Abstract

Transepithelial Cl − secretion in polarized renal A6 cells is composed of two steps: (1) Cl − entry step across the basolateral membrane mediated by Na +/K +/2Cl − cotransporter (NKCC) and (2) Cl − releasing step across the apical membrane via cystic fibrosis transmembrane conductance regulator (CFTR) Cl − channel. We estimated CFTR Cl − channel activity and transcellular Cl − secretion by measuring 5-nitro 2-(3-phenylpropylamino)benzoate (NPPB, a blocker of CFTR Cl − channel)-sensitive transepithelial conductance (Gt) and short-circuit current (Isc), respectively. Pretreatment with 1 μM insulin for 24 h had no effects on NPPB-sensitive Gt or Isc. On the other hand, in A6 cells treated with carbobenzoxy- l-leucyl-leucyl- l-leucinal (MG132; 100 μM for 2 h) that inhibits endocytosis of proteins at the plasma membrane into the cytosolic space, insulin pretreatment increased the NPPB-sensitive Isc with no effects on NPPB-sensitive Gt. Genistein (100 μM) induced sustained increases in NPPB-sensitive Gt and Isc, which were diminished by brefeldin A (a blocker of protein translocation to Golgi apparatus from endoplasmic reticulum). Co-application of insulin and genistein synergically stimulated the NPPB-sensitive Isc without any effects on NPPB-sensitive Gt.
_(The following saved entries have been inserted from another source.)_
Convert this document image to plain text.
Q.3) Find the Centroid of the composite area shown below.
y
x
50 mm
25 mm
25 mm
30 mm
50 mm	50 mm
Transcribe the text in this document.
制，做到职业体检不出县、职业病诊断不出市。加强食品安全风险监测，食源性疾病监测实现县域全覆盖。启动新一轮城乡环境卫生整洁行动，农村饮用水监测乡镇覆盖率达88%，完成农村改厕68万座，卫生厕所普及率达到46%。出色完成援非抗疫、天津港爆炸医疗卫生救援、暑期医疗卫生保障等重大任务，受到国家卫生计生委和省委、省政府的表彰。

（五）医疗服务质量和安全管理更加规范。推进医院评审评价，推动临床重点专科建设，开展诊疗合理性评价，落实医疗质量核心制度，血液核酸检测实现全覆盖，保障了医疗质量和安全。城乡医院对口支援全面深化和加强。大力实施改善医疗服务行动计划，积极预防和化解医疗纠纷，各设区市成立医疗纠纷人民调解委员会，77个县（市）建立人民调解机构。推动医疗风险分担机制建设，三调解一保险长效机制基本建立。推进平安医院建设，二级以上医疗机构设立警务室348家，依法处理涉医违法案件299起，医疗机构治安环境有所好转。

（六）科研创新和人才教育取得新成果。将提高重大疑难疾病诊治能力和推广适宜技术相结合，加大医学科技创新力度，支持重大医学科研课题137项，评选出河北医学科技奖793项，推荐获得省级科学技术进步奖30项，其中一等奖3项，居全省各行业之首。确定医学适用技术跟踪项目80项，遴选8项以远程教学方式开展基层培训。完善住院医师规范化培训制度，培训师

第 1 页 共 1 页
These observations suggest that: (1) insertion and endocytosis of NKCC are stimulated by insulin, (2) the insulin-induced stimulation of NKCC insertion into the basolateral membrane is offset by the stimulatory action on NKCC endocytosis from the basolateral membrane, (3) genistein stimulates insertion of both CFTR Cl − channel into the apical membrane and NKCC into the basolateral membrane, and (4) insulin and genistein synergically stimulated NKCC insertion into the basolateral membrane.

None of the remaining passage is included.